Lara
Aku tahu apa yang direncanakan oleh Arya dan Anggi. Mereka akan menguasai perusahaan Papa. Aku tak bisa biarkan hal tersebut terjadi.
"Pa, Lara juga mau belajar tentang perusahaan mulai sekarang. Boleh kan?" tanyaku yang langsung mendapat tatapan mata tidak suka dari Tante Sofie.
"Papa sih boleh-boleh saja kamu mempelajari tentang perusahaan, tapi apa kamu bisa membagi waktu kamu? Sekarang saja kamu sangat sulit untuk makan bersama di rumah?!" tanya Papa balik.

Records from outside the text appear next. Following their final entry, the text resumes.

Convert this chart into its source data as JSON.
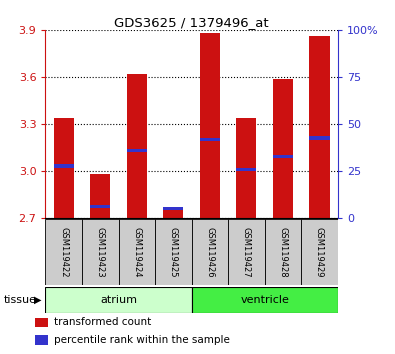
{
  "title": "GDS3625 / 1379496_at",
  "samples": [
    "GSM119422",
    "GSM119423",
    "GSM119424",
    "GSM119425",
    "GSM119426",
    "GSM119427",
    "GSM119428",
    "GSM119429"
  ],
  "red_values": [
    3.34,
    2.98,
    3.62,
    2.77,
    3.88,
    3.34,
    3.59,
    3.86
  ],
  "blue_values": [
    3.03,
    2.77,
    3.13,
    2.76,
    3.2,
    3.01,
    3.09,
    3.21
  ],
  "ymin": 2.7,
  "ymax": 3.9,
  "yticks_left": [
    2.7,
    3.0,
    3.3,
    3.6,
    3.9
  ],
  "yticks_right": [
    0,
    25,
    50,
    75,
    100
  ],
  "bar_base": 2.7,
  "bar_width": 0.55,
  "red_color": "#cc1111",
  "blue_color": "#3333cc",
  "tissue_groups": [
    {
      "label": "atrium",
      "start": 0,
      "end": 3,
      "color": "#ccffcc"
    },
    {
      "label": "ventricle",
      "start": 4,
      "end": 7,
      "color": "#44ee44"
    }
  ],
  "tissue_label": "tissue",
  "legend_items": [
    {
      "label": "transformed count",
      "color": "#cc1111"
    },
    {
      "label": "percentile rank within the sample",
      "color": "#3333cc"
    }
  ],
  "sample_box_color": "#cccccc",
  "atrium_color": "#ccffcc",
  "ventricle_color": "#44ee44"
}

"Iya benar, Ra. Nanti kamu kecapekan dan malah jatuh sakit. Ingat loh Ra, kamu belum lama terbangun dari koma. Kamu harus jaga kesehatan kamu. Tante saja sudah khawatir dengan kesibukan kamu sekarang. Bagaimana kamu membagi waktu kamu nanti?" Tante Sofie tak mau kehilangan kesempatan berpura-pura baik dan perhatian padaku di depan Papa. Ia harus menjalankan perannya sebagai ibu tiri yang baik tentunya. Berkata manis seperti ini juga upayanya menggagalkan niatku yang mau mencegah Anggi menguasai perusahaan.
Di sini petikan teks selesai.